陆压一怔,难不成方才自己漏了什么没听?于是干笑了两声,毕竟是活了几百年的老神仙了,这有什么处理不来的?这年轻神仙不就是讲了一大堆自己过往情事吗?顺着他意思说不就好了?

“宗主过往这段记忆果真是可歌可泣,令众仙羡慕。若是小生日后娶了祁羽,也要过过这样的凡间日子。”陆压顺便嘴上占一占小羽毛的便宜。

丘流亚眉头皱起来,整张脸以肉眼可见的速度,逐渐逐渐僵硬起来,方才嘴角的笑意也荡然无存。

怎么回事?难不成丘流亚实际上是喜欢祁羽的?自己这么一开玩笑,把丘流亚气着了?

祁羽是不是要守得云开见月明了?

陆压扬头,试探道:“怎么?不舍得把你这位小徒弟嫁给我?”

丘流亚僵硬着脸,从牙齿缝中挤出几个字:“与她无关。”

陆压心中越发觉得有戏,进一步调笑道:“还是说,你喜欢你这位徒弟?”

丘流亚脸色越发黑了:“陆公子,今她是我徒弟,自然没有男女间情意。况且……她的未来夫婿,我和祁家早已经商议好了。”

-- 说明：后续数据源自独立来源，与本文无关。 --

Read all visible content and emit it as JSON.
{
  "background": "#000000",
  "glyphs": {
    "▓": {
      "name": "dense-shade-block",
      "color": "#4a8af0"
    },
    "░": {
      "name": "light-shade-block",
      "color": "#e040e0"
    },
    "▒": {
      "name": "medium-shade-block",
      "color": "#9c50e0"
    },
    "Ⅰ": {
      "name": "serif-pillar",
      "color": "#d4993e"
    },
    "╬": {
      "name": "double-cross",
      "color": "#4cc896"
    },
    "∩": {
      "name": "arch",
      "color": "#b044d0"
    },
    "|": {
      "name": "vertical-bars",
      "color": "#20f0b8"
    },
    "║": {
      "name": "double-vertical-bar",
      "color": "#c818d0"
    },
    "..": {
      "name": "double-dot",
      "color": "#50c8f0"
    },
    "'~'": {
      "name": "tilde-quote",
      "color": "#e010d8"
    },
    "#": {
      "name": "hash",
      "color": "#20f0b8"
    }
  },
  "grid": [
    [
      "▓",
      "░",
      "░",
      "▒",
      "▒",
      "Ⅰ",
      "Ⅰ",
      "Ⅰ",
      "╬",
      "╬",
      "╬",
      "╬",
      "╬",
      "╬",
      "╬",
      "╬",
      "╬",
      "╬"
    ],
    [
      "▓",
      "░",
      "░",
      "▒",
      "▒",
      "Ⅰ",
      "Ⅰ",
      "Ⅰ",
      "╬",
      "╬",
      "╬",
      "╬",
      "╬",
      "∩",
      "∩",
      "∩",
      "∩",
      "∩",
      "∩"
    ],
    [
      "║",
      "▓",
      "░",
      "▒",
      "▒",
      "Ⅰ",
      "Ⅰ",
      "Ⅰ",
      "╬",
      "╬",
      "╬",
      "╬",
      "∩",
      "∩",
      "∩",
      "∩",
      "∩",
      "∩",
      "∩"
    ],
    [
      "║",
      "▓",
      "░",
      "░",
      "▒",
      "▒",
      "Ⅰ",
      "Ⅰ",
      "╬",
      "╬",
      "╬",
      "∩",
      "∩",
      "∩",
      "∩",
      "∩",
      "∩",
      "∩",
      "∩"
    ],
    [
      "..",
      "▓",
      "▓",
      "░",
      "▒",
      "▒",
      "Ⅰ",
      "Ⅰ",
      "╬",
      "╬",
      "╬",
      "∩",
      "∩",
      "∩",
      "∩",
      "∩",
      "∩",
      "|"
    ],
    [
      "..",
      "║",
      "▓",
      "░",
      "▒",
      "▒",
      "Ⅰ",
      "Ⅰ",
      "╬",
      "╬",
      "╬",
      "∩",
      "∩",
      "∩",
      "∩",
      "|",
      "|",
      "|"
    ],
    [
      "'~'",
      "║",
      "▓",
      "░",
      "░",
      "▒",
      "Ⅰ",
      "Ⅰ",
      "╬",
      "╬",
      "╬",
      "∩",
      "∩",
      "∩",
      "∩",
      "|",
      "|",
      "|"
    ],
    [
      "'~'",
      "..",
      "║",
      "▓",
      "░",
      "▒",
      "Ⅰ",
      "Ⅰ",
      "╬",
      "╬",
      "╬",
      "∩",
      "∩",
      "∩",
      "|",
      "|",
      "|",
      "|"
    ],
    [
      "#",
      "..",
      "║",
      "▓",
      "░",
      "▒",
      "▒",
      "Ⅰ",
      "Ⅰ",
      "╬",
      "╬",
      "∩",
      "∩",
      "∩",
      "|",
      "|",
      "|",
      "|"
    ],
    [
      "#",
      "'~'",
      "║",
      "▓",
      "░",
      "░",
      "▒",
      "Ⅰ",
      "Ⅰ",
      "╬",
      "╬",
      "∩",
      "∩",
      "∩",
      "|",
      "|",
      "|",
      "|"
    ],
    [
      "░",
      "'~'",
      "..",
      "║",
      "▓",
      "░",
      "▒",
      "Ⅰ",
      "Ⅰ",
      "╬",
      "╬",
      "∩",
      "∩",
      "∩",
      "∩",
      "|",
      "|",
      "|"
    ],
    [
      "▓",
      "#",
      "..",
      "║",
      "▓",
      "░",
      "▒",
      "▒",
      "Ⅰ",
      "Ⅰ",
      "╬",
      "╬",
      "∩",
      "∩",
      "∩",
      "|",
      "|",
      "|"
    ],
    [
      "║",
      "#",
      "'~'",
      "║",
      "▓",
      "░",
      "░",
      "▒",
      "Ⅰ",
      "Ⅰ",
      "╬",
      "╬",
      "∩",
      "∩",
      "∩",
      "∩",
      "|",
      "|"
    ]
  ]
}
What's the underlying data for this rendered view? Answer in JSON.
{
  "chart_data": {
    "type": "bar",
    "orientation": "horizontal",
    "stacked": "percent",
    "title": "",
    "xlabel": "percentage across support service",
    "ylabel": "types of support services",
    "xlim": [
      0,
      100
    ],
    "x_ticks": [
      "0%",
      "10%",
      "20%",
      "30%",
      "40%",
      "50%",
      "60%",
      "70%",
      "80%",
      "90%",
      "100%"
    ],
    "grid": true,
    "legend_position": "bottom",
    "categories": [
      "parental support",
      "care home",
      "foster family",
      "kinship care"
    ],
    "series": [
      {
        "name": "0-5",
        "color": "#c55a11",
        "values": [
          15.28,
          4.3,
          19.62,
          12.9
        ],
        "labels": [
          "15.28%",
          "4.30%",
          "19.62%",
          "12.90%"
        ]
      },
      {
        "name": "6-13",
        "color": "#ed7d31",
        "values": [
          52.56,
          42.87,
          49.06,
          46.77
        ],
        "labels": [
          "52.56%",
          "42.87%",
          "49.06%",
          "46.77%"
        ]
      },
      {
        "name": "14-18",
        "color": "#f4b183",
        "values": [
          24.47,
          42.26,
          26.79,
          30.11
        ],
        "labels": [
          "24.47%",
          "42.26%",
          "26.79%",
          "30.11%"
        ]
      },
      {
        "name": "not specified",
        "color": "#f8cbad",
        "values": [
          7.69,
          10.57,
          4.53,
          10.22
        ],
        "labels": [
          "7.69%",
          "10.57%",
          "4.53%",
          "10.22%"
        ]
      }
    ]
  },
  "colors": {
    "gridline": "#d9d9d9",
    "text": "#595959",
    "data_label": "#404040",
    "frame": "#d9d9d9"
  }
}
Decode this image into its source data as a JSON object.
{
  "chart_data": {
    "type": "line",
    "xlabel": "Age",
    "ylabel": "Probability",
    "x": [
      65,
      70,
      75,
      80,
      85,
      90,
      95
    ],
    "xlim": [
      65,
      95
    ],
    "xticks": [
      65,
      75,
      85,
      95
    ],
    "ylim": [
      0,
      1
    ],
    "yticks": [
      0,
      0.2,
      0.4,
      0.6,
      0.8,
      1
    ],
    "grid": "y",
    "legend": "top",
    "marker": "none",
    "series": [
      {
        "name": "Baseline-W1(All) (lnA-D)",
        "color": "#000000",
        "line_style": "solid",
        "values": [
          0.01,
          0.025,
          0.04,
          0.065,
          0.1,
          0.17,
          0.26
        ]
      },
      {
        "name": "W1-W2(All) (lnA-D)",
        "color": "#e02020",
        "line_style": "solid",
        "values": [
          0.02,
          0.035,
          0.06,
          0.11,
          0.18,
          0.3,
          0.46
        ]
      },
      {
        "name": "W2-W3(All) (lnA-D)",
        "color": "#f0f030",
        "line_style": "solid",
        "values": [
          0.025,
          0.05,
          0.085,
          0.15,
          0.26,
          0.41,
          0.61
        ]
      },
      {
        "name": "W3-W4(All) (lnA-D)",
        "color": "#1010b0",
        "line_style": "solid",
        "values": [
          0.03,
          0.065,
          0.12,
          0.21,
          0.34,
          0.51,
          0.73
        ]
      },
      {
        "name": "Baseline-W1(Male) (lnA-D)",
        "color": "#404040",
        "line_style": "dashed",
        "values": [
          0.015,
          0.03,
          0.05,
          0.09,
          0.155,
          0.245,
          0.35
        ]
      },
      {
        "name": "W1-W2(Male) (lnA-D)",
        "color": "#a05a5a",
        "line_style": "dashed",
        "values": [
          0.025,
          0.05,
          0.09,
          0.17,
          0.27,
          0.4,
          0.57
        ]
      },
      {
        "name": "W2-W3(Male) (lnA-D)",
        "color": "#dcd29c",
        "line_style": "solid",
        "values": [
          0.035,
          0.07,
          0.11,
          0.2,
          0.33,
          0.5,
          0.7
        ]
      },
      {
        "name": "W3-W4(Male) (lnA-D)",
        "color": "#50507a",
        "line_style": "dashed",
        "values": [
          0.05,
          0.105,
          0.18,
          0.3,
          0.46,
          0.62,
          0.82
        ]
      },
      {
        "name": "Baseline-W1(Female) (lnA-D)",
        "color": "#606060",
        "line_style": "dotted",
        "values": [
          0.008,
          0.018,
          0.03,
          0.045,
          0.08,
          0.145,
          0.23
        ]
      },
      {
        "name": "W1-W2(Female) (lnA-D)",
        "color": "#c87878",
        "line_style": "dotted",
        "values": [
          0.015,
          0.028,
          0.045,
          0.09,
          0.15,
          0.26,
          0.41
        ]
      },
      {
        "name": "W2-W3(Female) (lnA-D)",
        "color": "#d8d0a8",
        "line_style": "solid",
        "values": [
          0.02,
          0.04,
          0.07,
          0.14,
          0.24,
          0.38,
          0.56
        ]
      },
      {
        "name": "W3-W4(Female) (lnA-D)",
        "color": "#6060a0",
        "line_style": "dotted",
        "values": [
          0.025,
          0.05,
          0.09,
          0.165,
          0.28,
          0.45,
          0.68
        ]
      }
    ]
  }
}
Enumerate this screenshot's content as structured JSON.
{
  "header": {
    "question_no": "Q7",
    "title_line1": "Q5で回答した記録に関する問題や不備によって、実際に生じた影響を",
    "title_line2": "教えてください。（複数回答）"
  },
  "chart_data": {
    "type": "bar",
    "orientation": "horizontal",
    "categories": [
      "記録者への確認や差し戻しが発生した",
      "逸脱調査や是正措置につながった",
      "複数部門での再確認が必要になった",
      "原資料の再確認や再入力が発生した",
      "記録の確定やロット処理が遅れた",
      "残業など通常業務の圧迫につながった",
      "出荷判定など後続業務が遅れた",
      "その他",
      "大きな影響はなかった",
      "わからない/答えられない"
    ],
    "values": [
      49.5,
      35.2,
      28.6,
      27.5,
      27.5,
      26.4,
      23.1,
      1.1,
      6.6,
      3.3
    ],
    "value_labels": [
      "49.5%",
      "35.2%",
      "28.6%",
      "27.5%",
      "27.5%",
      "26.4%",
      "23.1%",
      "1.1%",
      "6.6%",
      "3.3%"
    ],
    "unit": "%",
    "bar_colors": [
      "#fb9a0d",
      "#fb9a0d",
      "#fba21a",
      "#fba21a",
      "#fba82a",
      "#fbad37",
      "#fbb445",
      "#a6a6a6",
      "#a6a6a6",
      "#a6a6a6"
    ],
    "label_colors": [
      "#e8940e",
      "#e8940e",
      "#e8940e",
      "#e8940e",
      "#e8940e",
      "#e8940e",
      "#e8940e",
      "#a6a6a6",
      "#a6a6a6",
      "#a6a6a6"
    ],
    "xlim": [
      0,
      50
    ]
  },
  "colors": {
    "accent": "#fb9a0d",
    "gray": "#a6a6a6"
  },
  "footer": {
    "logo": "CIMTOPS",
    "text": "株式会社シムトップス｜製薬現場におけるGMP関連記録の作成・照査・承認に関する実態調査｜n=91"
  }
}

商议好了?陆压吃了一惊,正要说话,却见祁羽不知从哪里跑了出来。

祁羽方才来了,看见师父也来了又记着之前被师父变相拒绝的事情,不想直接去见师父,也担心师父见了自己心情不好,便一直在旁边听着,突然听到自己的婚事,顿觉浑身冰凉。

全身冰凉,脑中苍白,不由自主便走了出来,却是手脚都僵硬着。

她懂了,无论怎样,师父都不会喜欢自己,甚至还欢欢喜喜、主动积极的给她安排婚事。

而她拥有的,是一种多么讽刺多么可笑的感情。

她背对着师父,不让师父看到自己的眼眶里抑制不住的泪水。她绞尽脑汁的想着,如何才能让现在的自己显得不那么狼狈。

于是她刻意地忽略身后的师父,只是灼灼地看着陆压:“陆公子,我心中另有所属,此生与陆公子却是不可能的了。”

另有所属四个字,说得很重。

“另有所属……”陆压重新念了一遍这四个字,意味深长地看着丘流亚。

祁羽觉得此刻的自己,勇敢又可笑,可自己现在不得不勇敢,不得不一鼓作气地勇敢。

一鼓作气地,铁了心地,转头面对自己时时刻刻放在心上,却急于摆脱自己想把自己嫁出去的师父:

“师父,我的婚事是我的事。谁都不能做主,除非我自己。”

那是第一次,祁羽用这样的语气对丘流亚说话。

她发誓,这是她最勇敢的一次,也是她最难过的一次。

说完这些话,她径直地走了出去,觉得耳中轰鸣不断,师父那熟悉的好听的却又冷酷的未来夫婿四个字,不断的在撞击自己的耳朵,让她一路上听不见师兄师姐们的招呼。

她是昂首挺胸走出来的,泪痕早就擦掉了,泪水也拼命地忍住了。可她骗不过自己早已翻江倒海的内心,一进自己的房间,知道这里再没有别的什么或者无关紧要,或者至关重要的神仙,只是她一个人的世界的时候,整个人瞬间松懈了下来,软软地瘫在了地上,泪水像是断了线的珠子,怎么样都止不住。

几百年前她刚刚拜师的时候,觉得师父这世界上除了大哥哥以外最好看的人,从那个时候情根便在她小小的心里种下了。后来,师父在云峰的峰巅上,和她讲述当年与故思公主那一段爱恨情仇。

当时她还小,稚嫩说出了要把那女子抢过来的玩笑话。后来她知道了,故事里的那个女子,正是她的嫂嫂故思公主。她不舍得自己哥哥难过,她喜欢故思公主做自己嫂嫂,可她也不忍心看师父这样难过,于是从那个时候起,她就想用自己小小的力量,温暖师父的心。

可为什么会这么艰难?为什么会让自己这么难受?

“不喜欢她便不喜欢她,又何苦非要亲手给她做主亲事,你对她何其残忍。”

陆压叹息一声。

“她早些认清了,死了心也好。我毕竟是她师父。”丘流亚不以为意。